As a girl I dreamt of love and the dream was simply to belong. To have a hand to hold, an anchor to keep me moored; to stop me drifting, meaninglessly through life.
A person to call home.
I dreamt no bigger, because in my childish naivety, love was that simple.
At 17, I expected no more. In fact, I expected nothing. I floundered my way through brief moments with boys with grubby hands and grubby sheets: giving myself away easily to anyone that bothered to see me. The desperation to be wanted, I’m sure, could be smelt on my skin. I was too grateful to expect more and I repaid that gratitude by being whoever they wanted me to be – by allowing the space between my legs to be used as a temporary rest stop. By allowing my voice to be silenced and my soul to be suppressed.
It never occurred to me to mind.
At 28, I found love. It was gentle and affirming, constant and safe. I found that home within the body of another – someone that soothed my pain and yet took the constant blows I served up. Someone that stayed, no matter how many times I gave him reasons to go. This love showed me every single way that I was worthy of being loved, not in spite of who I was. But because of it. Because of every broken, dirty, bloodied, foul-mouthed part of me. I was a warrior.
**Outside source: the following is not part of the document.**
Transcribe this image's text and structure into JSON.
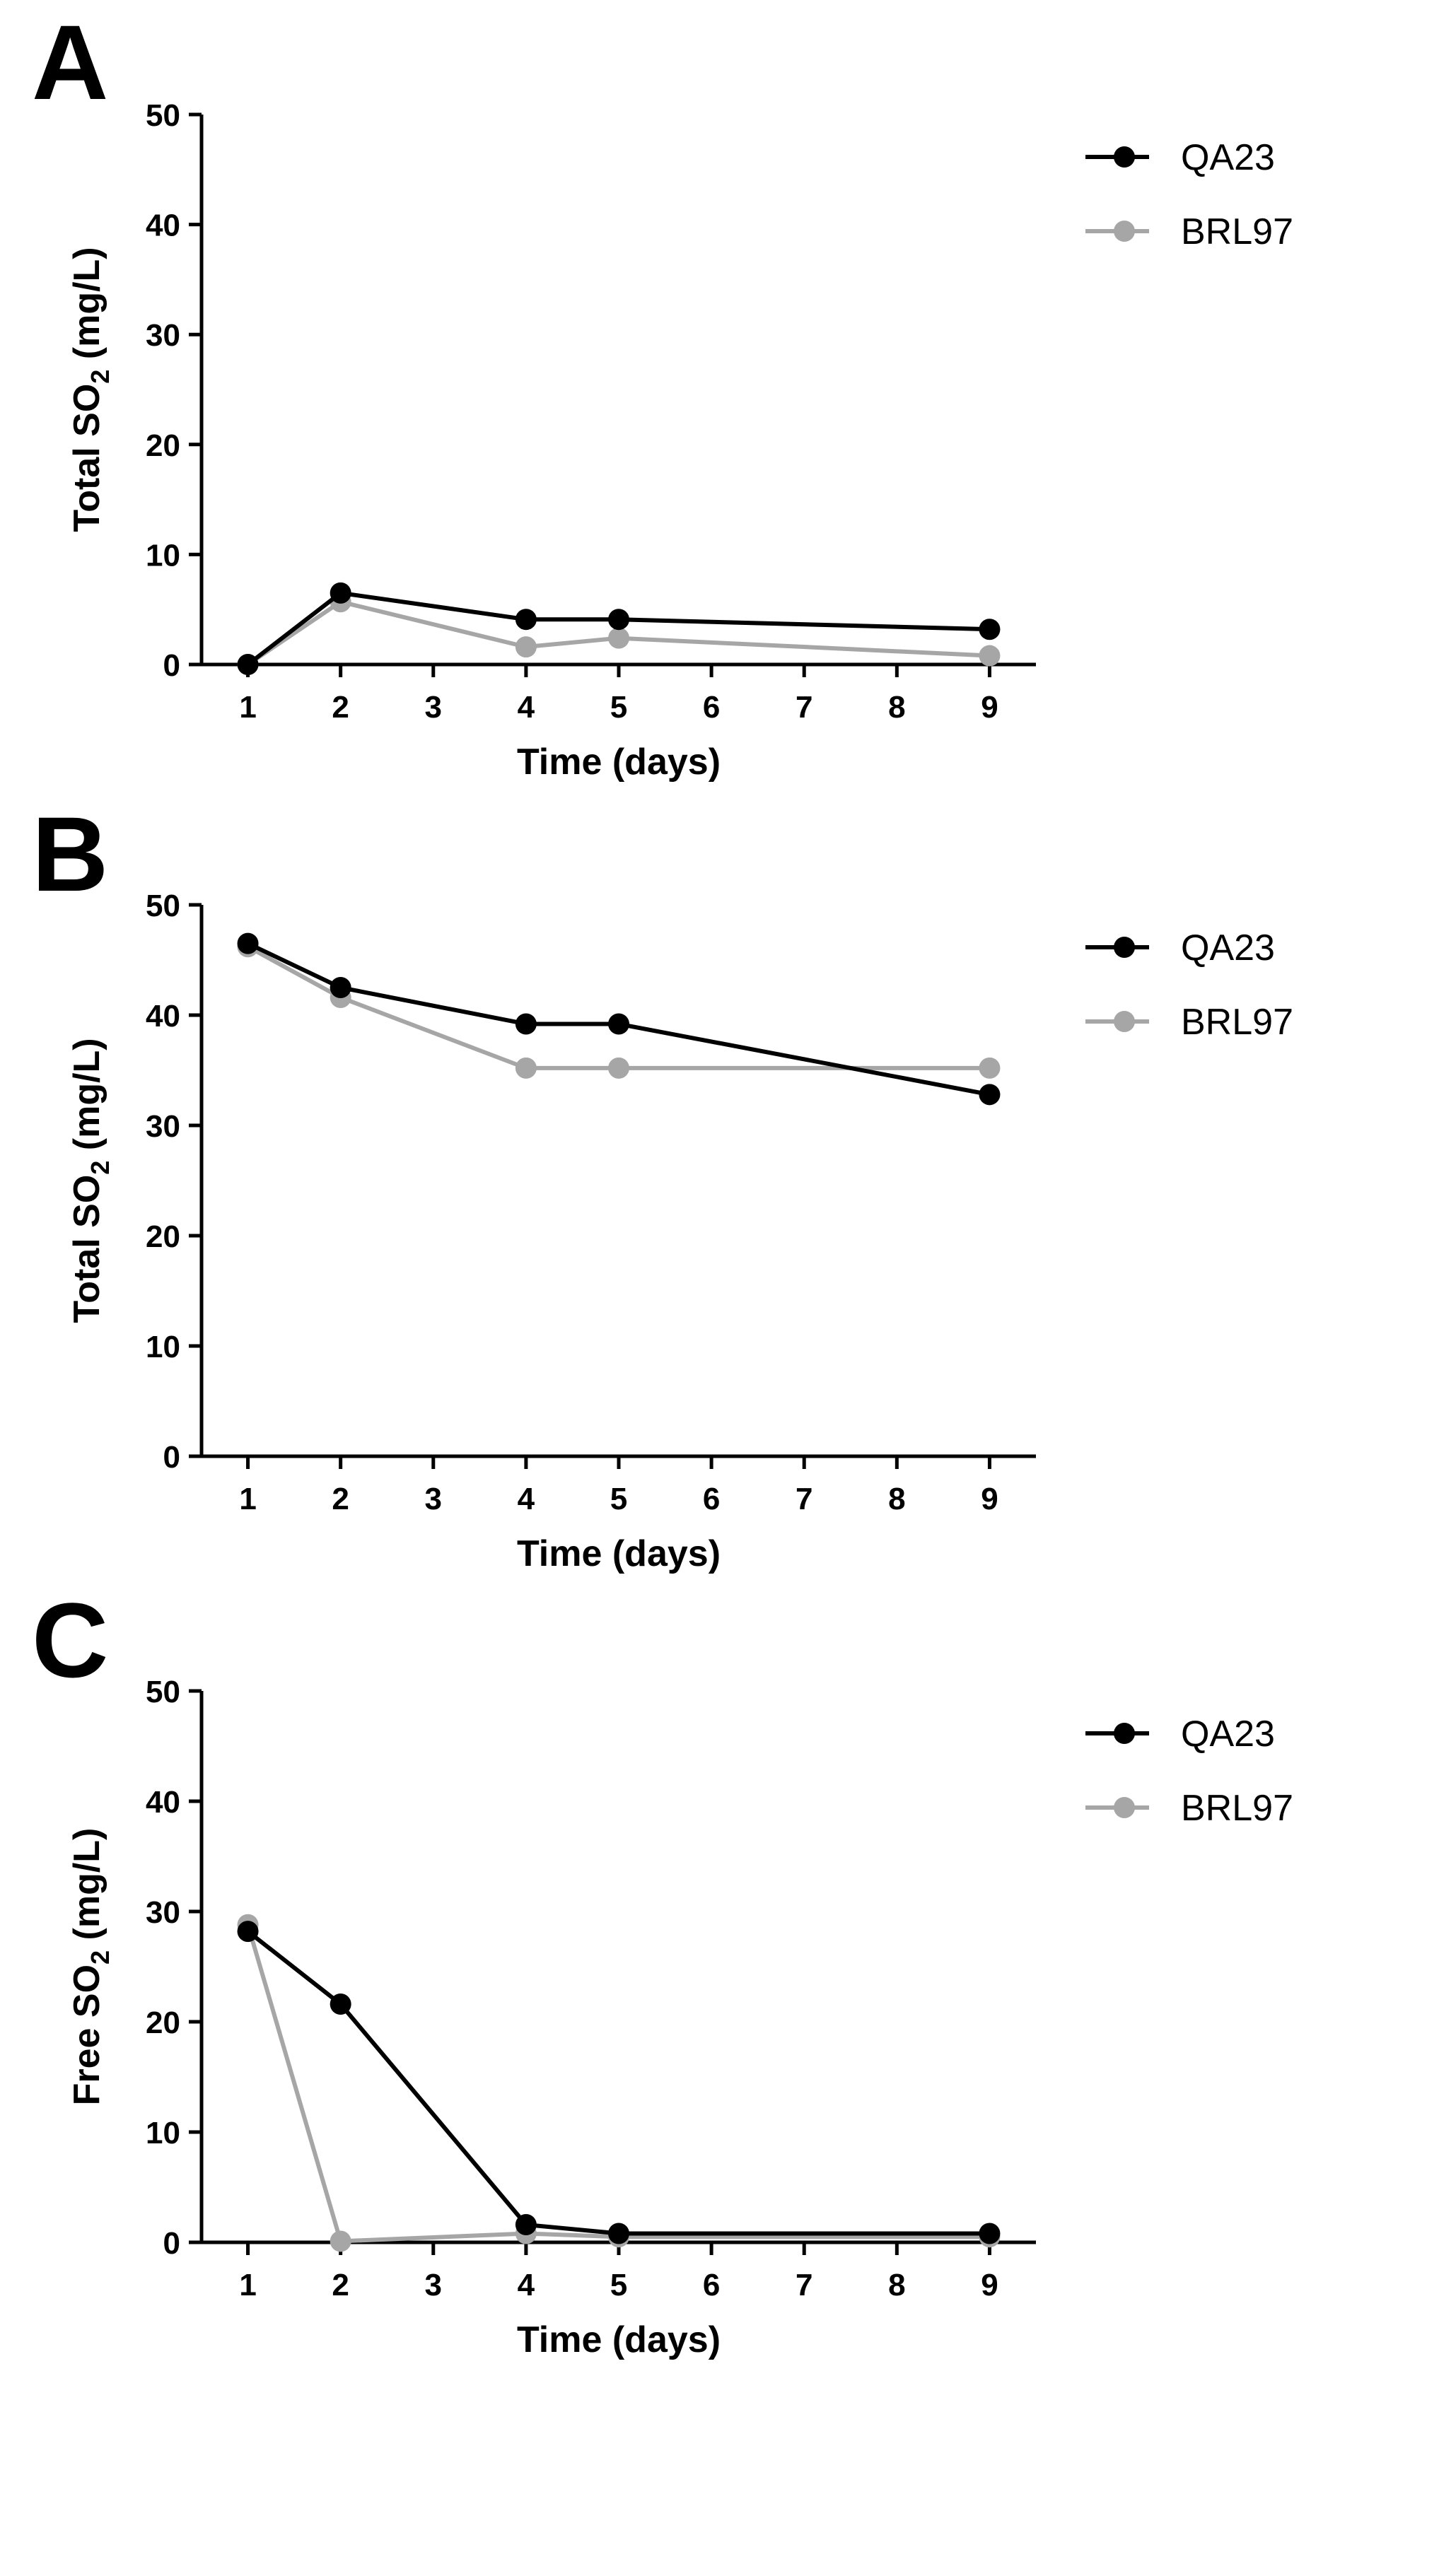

I was magical. And like a dandelion pushing through the cracks in the pavement, I began to bloom.
At 35, I would find that love alone was not enough. Not enough for me. I needed the kind of love that tore down walls and built castles in their wake. The kind that challenged and stretched and demanded more. One that pushed me harder – relentlessly in pursuit of the greatest version of me that I could possibly become. One that unfolded and explored the ugliest, darkest corners of my being, and adored me all the more, because I’d survived those wars. I needed a love that was unwavering, certain, selfish and unyielding. One that did not sit safely in the harbour but one eager to ride the waves and weather the storms: one that wasn’t afraid being battered by the rocks.
And I finally believed myself worthy of it.
At 37, I realised that this kind of love requires sacrifice. It has a price. And that price is a lifetime alone.
Because this kind of love does not exist within the arms of another.
This is the kind of love that can only be found within myself.